Nineteen years ago on Sunday, the then-7-year-old Rukundo huddled with other Tutsi children and women in a church they hoped would be a refuge against armed Hutu militia. By then, tens of thousands of Tutsi had already died in Rwanda in what would be a 100-day siege against the minority ethnic community that would leave up to one million dead.
Rukundo said he and others escaped only after the attackers ran out of ammunition, fleeing to the border with Burundi, where many more were killed by Hutu militia.
Rukundo, who now lives in Taylorsville, spoke to The Salt Lake Tribune during a commemoration of the 1994 Rwandan genocide held at the Wagner Jewish Community Center in Salt Lake City.
The Never Again Association, a new Utah group aimed at raising public awareness of genocide and providing support to victims, hosted the gathering. Co-founder Zeze Rwasama said about 50 survivors have relocated to Utah over the past four years through the diversity visa — or green card lottery.
"Now, within the umbrella organization, when someone comes we contribute money to have an apartment for them, food for them and help them to find jobs as well," said Rwasama, who came to Utah as a refugee in 2001.
Consolee Nishimwe told the audience of about 100 that it was "not an easy thing" to share her story. She was 14 when the attacks began, triggered when a plane carrying the country’s president was shot down while arriving at the Kigali airport on April 6, 1994.
Nishimwe was the oldest of five children of two school teachers. She recounted the days her family spent "having to hide just because of who you are." Only Nishimwe, her mother and one sister survived the massacre as Hutus, many wielding machetes, turned on their Tutsi neighbors.
"It was hard to hear people walking around talking about how they killed my brothers," Nishimwe said.
While her life was spared, Nishimwe was raped and later learned she’d been infected with the HIV virus in the attack.
Nishimwe, who wrote a book about her experience titled "Tested to the Limit: A Genocide Survivor’s Story of Pain, Resilience and Hope," now lives in New York and advocates for other survivors.
No matter what horrible circumstances life presents, never lose hope, she told the audience.

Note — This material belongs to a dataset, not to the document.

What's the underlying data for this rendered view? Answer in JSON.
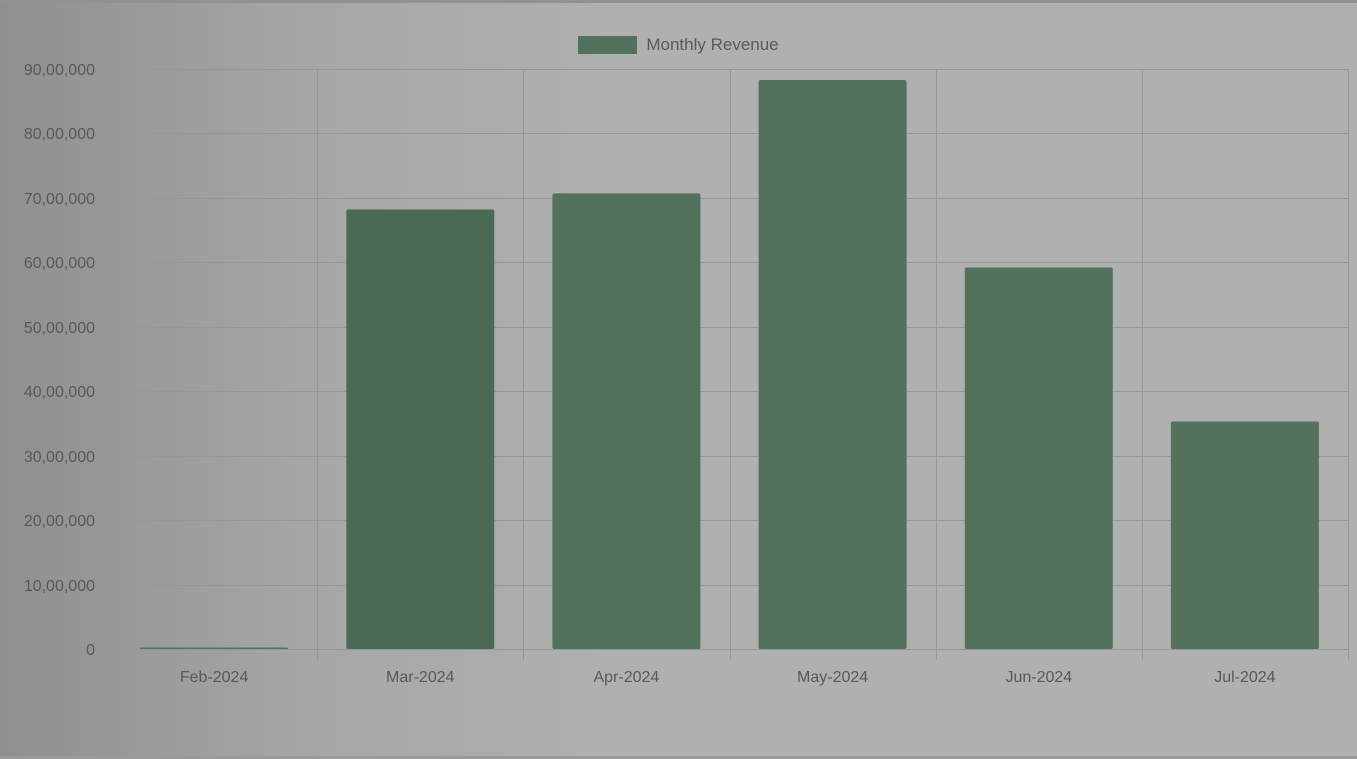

Jacqueline Murakatete, who was 9-years-old then, said she is still haunted by the memories of seeing family and friends killed. Now an internationally recognized human rights activist, Muraketete said many other survivors are still struggling to get by on a daily basis, let alone rebuild their lives. Murakatete and other speakers noted the United States and the rest of the international community reacted to the slaughter only after it was over.
"These challenges deserve more attention," said Murakatete, a moving force behind the effort to create a trust fund for survivors that will be launched later this month.
Mathilde Mukantabana, the newly named Rwandan ambassador to the U.S. and also a survivor, said efforts to remember the genocide and address needs of survivors is hampered by a "trend of denial" similar to attempts to minimize the Jewish Holocaust.
The event also featured an excerpt from "Voices of Rwanda," a video archive of testimonies created by documentary filmmaker Taylor Krauss.
Rukundo — who lost three brothers, a grandfather and grandmother and many other relatives in the genocide — came to Utah in 2011 on a diversity visa. He said he is seeking an engineering degree and doing what he can to support "those people who do not have somebody who can take care of them."